There’s no such thing as a vaginal orgasm, study says

The vaginal orgasm does not, and cannot, exist. Furthermore, women do not ejaculate and the elusive, euphoric G-spot is just a fantasy. This is the last, anticlimactical, word on the female orgasm debate, according to a paper published in the latest issue of the journal Clinical Anatomy. The researchers, from the Italian Centre for Sexology, argue that the only way for women to climax is through clitoral stimulation. The paper’s authors argue that the female penis, aka the clitoris, is a purely external organ, thereby making an “internal” vaginal orgasm impossible.

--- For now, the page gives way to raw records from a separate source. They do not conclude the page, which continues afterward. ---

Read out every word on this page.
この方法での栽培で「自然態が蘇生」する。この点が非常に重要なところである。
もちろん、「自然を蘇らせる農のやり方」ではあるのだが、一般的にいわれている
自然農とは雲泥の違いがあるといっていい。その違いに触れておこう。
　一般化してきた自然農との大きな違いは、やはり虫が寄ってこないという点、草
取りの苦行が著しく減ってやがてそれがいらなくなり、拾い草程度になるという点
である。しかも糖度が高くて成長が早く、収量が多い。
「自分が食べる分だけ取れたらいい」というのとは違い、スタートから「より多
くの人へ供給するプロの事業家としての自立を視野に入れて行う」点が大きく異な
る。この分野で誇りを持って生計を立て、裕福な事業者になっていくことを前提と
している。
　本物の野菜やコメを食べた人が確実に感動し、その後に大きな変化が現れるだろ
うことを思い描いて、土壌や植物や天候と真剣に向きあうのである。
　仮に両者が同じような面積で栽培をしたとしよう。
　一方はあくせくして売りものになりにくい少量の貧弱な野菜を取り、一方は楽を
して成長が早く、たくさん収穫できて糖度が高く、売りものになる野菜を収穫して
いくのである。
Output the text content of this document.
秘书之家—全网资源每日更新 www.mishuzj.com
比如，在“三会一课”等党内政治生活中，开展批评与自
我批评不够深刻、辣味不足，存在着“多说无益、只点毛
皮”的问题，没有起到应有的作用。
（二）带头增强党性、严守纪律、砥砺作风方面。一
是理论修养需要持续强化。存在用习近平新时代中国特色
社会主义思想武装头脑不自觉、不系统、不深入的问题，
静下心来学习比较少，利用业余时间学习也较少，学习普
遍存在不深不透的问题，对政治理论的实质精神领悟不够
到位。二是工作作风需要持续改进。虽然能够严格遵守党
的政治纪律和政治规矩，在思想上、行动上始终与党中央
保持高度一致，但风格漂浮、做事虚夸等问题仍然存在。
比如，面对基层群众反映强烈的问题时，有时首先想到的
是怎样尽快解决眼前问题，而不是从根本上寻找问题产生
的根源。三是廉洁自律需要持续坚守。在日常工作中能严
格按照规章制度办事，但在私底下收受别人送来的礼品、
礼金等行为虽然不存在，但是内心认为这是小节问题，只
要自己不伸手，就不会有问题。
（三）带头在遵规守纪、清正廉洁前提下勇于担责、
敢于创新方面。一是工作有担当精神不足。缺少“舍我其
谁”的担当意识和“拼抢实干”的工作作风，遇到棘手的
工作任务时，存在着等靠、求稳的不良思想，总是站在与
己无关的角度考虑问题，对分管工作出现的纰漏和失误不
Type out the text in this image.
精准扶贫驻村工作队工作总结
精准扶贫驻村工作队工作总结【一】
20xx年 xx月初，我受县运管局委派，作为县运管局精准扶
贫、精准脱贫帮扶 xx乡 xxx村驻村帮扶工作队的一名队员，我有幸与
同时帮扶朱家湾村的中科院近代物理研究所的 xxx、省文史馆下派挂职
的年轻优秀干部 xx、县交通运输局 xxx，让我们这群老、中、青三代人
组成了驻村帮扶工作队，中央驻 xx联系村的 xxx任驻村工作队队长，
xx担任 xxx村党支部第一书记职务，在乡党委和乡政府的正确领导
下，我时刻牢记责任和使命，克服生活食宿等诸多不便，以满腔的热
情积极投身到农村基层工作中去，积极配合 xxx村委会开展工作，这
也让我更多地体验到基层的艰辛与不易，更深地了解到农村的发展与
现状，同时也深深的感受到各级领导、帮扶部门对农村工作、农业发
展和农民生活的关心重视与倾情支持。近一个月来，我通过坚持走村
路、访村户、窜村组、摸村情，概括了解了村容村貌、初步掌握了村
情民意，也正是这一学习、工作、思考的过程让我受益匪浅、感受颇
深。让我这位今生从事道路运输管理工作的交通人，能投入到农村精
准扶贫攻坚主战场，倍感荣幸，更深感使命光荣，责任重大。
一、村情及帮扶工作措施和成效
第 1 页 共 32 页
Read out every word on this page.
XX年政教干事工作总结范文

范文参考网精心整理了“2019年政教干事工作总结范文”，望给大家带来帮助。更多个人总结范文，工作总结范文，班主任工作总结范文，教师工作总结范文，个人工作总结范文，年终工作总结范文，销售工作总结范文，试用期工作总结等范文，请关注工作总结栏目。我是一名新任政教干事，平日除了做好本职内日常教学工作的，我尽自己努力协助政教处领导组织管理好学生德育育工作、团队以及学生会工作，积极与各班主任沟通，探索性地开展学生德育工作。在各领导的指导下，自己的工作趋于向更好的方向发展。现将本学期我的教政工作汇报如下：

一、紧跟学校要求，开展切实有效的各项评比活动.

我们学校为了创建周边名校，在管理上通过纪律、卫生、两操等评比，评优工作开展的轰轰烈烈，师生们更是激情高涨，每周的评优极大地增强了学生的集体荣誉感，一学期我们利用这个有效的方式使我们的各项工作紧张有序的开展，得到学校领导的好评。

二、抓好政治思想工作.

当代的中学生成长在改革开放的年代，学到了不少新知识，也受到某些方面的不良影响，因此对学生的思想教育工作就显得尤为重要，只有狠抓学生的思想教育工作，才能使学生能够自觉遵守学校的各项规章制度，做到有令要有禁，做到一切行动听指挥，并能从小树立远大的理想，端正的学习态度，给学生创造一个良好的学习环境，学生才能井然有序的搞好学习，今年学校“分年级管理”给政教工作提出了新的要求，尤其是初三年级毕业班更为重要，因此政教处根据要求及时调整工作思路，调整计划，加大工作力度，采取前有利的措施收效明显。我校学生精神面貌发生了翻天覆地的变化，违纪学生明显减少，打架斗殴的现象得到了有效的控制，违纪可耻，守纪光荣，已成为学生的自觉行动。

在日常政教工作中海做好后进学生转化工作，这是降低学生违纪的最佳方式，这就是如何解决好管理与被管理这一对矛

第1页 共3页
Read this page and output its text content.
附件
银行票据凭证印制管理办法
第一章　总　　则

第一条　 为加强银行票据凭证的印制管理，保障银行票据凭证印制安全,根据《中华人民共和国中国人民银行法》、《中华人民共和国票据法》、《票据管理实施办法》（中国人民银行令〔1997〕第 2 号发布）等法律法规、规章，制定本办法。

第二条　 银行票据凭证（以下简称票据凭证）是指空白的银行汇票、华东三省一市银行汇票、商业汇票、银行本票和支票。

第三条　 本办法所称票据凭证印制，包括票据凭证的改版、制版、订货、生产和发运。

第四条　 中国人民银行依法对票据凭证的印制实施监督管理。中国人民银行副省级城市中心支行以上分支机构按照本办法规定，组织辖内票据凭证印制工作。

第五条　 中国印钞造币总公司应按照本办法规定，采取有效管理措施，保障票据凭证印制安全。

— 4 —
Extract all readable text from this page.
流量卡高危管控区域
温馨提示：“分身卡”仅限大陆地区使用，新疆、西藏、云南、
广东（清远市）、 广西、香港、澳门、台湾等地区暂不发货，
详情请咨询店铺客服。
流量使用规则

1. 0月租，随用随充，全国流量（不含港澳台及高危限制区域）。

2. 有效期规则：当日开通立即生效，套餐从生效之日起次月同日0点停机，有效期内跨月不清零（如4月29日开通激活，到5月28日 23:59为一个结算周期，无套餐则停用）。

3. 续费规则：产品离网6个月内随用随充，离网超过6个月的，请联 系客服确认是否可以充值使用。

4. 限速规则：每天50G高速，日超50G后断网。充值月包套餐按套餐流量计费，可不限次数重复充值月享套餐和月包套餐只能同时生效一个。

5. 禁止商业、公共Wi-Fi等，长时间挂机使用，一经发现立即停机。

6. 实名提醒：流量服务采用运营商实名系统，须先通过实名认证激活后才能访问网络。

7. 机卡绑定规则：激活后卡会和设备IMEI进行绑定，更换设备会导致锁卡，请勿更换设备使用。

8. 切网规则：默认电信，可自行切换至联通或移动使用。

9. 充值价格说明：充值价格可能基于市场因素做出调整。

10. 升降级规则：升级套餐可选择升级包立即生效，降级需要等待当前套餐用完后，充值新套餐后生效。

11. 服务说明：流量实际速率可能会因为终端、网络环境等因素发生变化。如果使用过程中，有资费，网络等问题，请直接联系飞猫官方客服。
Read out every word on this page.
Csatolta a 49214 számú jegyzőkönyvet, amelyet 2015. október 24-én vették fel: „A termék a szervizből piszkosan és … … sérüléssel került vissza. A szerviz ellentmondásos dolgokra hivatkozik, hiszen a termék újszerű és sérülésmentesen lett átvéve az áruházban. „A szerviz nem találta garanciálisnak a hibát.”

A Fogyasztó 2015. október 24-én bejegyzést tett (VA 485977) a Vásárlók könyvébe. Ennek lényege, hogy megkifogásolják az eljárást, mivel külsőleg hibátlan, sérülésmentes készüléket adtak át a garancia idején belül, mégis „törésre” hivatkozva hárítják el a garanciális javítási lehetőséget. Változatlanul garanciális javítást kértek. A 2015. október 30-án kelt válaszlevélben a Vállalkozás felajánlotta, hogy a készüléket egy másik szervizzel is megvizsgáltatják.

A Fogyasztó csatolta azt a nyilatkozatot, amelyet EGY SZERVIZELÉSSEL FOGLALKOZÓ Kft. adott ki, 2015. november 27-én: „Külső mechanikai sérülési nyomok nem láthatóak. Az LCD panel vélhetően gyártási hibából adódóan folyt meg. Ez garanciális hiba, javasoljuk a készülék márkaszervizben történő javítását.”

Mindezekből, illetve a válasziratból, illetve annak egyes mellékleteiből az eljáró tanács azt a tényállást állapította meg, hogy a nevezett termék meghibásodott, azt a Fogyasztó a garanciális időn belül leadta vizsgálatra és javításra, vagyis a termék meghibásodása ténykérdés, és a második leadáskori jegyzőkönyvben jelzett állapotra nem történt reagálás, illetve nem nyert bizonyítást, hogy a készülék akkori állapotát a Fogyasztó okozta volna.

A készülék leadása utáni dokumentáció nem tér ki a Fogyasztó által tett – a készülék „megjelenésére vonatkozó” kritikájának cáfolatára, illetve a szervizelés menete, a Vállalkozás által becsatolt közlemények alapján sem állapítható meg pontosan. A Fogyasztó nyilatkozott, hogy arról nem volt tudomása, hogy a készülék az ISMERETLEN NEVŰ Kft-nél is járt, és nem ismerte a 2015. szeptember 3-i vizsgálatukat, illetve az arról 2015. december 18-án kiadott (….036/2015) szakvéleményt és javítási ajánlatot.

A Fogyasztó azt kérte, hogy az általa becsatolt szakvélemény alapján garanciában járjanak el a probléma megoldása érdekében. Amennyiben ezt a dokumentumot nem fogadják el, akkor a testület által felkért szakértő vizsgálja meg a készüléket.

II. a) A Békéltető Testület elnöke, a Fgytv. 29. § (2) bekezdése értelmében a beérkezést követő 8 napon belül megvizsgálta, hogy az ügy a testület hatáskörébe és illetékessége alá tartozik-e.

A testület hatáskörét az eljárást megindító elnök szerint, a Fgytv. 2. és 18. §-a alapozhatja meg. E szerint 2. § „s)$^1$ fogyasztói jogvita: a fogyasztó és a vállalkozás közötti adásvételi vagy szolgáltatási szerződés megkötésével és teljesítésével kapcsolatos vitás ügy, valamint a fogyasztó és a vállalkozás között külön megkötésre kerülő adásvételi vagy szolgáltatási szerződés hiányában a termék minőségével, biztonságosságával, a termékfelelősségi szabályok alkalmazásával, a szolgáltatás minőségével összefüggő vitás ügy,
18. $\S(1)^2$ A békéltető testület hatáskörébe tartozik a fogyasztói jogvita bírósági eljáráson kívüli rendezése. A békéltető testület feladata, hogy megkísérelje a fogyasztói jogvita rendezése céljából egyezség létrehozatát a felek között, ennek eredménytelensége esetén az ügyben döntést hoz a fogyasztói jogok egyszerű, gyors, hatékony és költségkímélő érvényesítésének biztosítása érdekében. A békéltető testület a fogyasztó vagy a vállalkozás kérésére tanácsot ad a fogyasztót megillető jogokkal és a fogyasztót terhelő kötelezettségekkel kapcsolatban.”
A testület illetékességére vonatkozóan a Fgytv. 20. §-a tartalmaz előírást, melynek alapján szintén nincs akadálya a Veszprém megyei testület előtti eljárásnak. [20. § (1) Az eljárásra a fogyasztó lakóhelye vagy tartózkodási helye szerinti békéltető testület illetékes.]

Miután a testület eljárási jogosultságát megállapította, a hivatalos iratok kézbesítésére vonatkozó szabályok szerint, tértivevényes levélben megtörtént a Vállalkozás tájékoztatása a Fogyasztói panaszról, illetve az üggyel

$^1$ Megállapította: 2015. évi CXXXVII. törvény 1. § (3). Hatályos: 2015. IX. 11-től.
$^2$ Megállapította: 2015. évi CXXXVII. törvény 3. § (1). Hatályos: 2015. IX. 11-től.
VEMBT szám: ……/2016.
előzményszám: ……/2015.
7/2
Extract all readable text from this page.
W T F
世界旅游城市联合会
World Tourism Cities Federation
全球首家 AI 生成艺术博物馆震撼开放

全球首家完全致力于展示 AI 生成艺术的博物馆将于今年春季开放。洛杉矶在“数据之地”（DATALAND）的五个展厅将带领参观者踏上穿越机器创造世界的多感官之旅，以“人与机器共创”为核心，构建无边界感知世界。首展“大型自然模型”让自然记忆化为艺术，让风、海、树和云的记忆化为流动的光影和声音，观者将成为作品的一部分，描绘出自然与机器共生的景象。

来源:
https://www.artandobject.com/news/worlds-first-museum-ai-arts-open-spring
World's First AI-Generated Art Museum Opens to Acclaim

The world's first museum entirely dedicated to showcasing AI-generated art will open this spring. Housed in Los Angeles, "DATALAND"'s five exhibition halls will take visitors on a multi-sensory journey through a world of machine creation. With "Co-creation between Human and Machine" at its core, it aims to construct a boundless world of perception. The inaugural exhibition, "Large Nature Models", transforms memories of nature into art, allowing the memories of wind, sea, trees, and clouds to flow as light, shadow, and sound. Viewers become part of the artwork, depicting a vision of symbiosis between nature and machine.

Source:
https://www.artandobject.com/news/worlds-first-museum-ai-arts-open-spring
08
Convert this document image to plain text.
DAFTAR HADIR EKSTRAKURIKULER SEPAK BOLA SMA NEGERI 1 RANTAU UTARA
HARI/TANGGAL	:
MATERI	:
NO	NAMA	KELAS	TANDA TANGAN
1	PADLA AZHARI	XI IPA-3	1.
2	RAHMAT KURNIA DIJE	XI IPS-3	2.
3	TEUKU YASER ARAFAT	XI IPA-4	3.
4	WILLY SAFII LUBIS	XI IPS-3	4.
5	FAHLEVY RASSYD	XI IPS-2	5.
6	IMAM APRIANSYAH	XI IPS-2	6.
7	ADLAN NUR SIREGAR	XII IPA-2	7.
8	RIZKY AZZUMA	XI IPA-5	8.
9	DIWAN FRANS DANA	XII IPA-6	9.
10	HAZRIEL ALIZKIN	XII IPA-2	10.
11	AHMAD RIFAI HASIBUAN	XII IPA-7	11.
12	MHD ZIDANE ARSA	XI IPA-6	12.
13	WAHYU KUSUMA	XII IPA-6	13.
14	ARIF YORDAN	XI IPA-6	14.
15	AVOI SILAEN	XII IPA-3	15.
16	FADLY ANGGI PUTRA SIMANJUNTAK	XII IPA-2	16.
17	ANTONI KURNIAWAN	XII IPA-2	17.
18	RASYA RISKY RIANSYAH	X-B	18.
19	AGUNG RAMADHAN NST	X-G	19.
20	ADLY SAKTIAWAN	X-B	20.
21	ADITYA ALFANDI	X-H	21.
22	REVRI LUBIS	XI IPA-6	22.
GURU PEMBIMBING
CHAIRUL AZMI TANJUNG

Vaginal orgasm has no scientific basis and the term was invented by Freud. Female orgasm is possible in all women, always with effective stimulation of the female erectile organs, eg, the female penis.

Vincenzo Puppo, a researcher at the Italian Centre for Sexology and co-author Guilia Puppo

But not all sexual health professionals are happy with their ending. It doesn’t capture the complexity of female sexuality, including the female orgasm, argues science writer Kayt Sukel. “While anatomy is important, sexual response is more than the sum of our nether regions,” she says. Sukel also points out that the researchers’ dismissal of any other path to orgasm falls short for other reasons. “In their anatomical reasoning, the authors do not explain why so many women don’t climax even with sufficient clitoral stimulation – or why some are capable of orgasm in the absence of it,” she says.